Рыбину эту ночами жарили, аж дым стоял… Жарили все, кто изголодался по женским прелестям. И появились от красивой рыбины красивые мальки с холодными бесцветными глазами, с холодной равнодушной кровью.

Однажды мама-рыба уплыла в лепрозорий – подхватила проказу. Уплыла и не вернулась.

Пришла зима; растаяла. Весна зацвела; лето красное перегорело в слякотную осень…

Среди матерщины, табака и поножовщины рыбьи детишки – «рыбьитишки» – рано возмужали и принялись за дело с неожиданной смекалкой и сноровкой… Ресторация преобразилась, стала почище, покультурней: в портянки сморкались только самые пьяные.

Кто-то семена привез или случайно из-за моря ветром закинуло – баобаб на берегу поднялся неподалеку от ресторации. С годами он вымахал – в необъятную бабу. Хмельные завсегдатаи любили в жаркий день отдохнуть под широким тенистым крылом, обнимали дерево и даже целоваться лезли, приговаривая:

– Тут нету баб, зато есть баобаб! Большая баобабища!

Ты смотри, не сломай об нее свой дорогой струмент! – смеялся Кабатчик Дурнил (пока трезвый – Данил, а напьется – Дурнил).

Кабатчик – несмотря на то, что всегда был Дурнил – сумел поставить дело в ресторации на широкую ногу.

Подавали греческие вина из далёкого Константинополя. Бургунское, больше известное как «романен». Канарские вина были в ходу. Аравийская водка, вызывавшая особую симпатию не только своим вкусом, но прямо-таки ангельским названием – «жизненная вода».

Фрегат, приспособленный под ресторацию, моряки спалили по пьяной лавочке; кому-то показалось вдруг – пираты нападают. Ну и давай отстреливаться, отражать атаку. Всех «пиратов» перебили, а корабль «пиратский» пеплом по ветру пустили, так что даже поутру опохмелиться оказалось негде и нечем.

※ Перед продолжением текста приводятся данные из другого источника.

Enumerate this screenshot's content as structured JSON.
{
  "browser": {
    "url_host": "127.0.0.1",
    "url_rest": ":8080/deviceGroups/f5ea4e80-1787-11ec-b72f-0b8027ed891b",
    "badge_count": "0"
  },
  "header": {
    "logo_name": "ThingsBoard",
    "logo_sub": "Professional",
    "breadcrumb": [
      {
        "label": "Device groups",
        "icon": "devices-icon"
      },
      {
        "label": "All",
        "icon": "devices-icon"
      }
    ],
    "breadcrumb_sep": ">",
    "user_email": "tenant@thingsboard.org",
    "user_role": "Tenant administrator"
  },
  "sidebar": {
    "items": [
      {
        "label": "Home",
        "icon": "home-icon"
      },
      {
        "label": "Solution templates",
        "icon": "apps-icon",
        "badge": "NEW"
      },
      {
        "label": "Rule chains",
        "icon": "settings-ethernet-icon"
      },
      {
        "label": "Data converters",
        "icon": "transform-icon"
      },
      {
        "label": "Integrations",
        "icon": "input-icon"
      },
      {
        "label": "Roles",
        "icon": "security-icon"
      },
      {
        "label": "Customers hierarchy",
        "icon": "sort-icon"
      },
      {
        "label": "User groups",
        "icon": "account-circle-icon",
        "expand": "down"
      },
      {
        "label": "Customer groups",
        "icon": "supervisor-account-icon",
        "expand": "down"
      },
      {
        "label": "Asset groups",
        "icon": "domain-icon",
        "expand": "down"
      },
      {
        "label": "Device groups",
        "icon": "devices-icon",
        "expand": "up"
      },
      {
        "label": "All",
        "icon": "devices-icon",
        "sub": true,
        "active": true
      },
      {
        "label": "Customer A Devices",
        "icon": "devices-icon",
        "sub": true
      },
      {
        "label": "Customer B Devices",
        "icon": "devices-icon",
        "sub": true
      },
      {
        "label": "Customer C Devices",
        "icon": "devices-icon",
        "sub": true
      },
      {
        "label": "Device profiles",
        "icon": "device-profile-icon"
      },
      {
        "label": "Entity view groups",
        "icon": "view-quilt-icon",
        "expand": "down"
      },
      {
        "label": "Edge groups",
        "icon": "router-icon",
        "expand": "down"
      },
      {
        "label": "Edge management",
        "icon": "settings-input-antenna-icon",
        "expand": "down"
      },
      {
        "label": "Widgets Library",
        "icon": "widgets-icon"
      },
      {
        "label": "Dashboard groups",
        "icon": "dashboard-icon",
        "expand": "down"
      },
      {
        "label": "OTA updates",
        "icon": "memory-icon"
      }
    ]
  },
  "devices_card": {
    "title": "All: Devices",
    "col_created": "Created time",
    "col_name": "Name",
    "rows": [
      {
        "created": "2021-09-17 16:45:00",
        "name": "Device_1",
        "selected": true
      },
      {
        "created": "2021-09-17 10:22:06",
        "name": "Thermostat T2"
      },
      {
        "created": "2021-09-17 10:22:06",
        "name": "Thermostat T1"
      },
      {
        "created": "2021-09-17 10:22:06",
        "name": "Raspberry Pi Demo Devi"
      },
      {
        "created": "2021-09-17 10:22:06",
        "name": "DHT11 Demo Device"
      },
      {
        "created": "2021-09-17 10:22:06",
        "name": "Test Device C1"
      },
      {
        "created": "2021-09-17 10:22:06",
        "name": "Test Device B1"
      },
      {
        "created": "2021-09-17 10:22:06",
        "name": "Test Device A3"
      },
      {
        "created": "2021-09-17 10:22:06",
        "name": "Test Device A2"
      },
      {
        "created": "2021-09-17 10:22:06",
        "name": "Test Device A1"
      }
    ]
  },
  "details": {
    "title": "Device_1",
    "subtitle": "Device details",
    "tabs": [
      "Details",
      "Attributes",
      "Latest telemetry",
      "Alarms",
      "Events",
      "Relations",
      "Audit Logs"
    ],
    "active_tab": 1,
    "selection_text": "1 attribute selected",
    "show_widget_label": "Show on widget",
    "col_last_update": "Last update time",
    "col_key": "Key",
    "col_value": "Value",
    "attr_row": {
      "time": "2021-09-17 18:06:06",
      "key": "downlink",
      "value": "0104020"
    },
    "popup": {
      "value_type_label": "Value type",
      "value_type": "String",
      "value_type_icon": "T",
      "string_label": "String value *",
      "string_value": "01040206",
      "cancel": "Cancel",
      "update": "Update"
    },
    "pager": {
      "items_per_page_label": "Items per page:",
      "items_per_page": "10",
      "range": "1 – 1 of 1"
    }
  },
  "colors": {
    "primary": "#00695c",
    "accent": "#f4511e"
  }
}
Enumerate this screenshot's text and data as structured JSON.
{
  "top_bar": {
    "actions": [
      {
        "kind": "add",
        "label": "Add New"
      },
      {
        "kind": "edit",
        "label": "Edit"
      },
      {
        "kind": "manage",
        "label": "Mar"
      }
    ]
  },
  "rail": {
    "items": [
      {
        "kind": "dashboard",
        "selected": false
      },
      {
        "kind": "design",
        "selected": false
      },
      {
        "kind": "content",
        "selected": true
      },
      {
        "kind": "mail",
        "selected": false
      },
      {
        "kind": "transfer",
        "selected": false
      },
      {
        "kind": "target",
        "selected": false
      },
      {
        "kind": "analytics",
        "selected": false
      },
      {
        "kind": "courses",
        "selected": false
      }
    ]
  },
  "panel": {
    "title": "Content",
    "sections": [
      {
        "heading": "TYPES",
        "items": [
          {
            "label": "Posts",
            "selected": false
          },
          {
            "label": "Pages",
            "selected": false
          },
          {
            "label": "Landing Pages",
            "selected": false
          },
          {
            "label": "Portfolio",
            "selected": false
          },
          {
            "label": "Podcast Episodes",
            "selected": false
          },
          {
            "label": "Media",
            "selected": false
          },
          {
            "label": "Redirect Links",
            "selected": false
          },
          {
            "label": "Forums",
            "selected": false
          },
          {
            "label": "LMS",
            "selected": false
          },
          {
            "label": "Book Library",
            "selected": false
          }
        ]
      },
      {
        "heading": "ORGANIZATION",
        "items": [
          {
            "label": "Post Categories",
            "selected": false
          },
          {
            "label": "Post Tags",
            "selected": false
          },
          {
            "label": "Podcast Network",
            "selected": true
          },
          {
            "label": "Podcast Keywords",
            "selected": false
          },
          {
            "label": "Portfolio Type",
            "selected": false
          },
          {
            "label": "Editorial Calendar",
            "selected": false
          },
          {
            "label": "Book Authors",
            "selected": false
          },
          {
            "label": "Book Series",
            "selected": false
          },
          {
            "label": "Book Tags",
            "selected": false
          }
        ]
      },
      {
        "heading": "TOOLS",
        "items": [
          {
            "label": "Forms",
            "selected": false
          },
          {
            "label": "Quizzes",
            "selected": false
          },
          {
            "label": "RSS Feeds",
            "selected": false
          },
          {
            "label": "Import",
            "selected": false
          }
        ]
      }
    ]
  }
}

Однако, нету худа без добра. На берегу построили каменный кабак, с ледником, с подвалами, где стояли полубеременные и беременные бочки – по пятнадцать и по тридцать ведёр соответственно.

Хозяйственный Кабатчик вскоре помер с перепою около одной такой беременной бочки.

Бразды правления принял Савва Дурнилыч – сын.

Кабак с той поры пошатнулся, но по-прежнему оставался в центре внимания всей бухты.

От пристани в кабак дороженька прямая – чтобы никто не промахнулся, не собирал плечами углы соседних домов и приморских утесов, когда возвращается на бровях.

Береговой кабак стоит на крутояре, который неспроста зовётся Пьяным Яром. Сколько моряков переломал здесь руки-ноги! Сколько пьяных голов под обрыв укатилось навек! Сколько просили хозяина «спуститься с небес» – внизу кабак поставить. Нет! Внизу воняет рыбьи ми гнилыми потрохами, грязи много и вообще – горизонта не видно. Скучно внизу. То ли дело на Пьяном Яру, где ветер, как пьяный, ярится, поёт и шумит в дыроватом заборе, свистит на крыше.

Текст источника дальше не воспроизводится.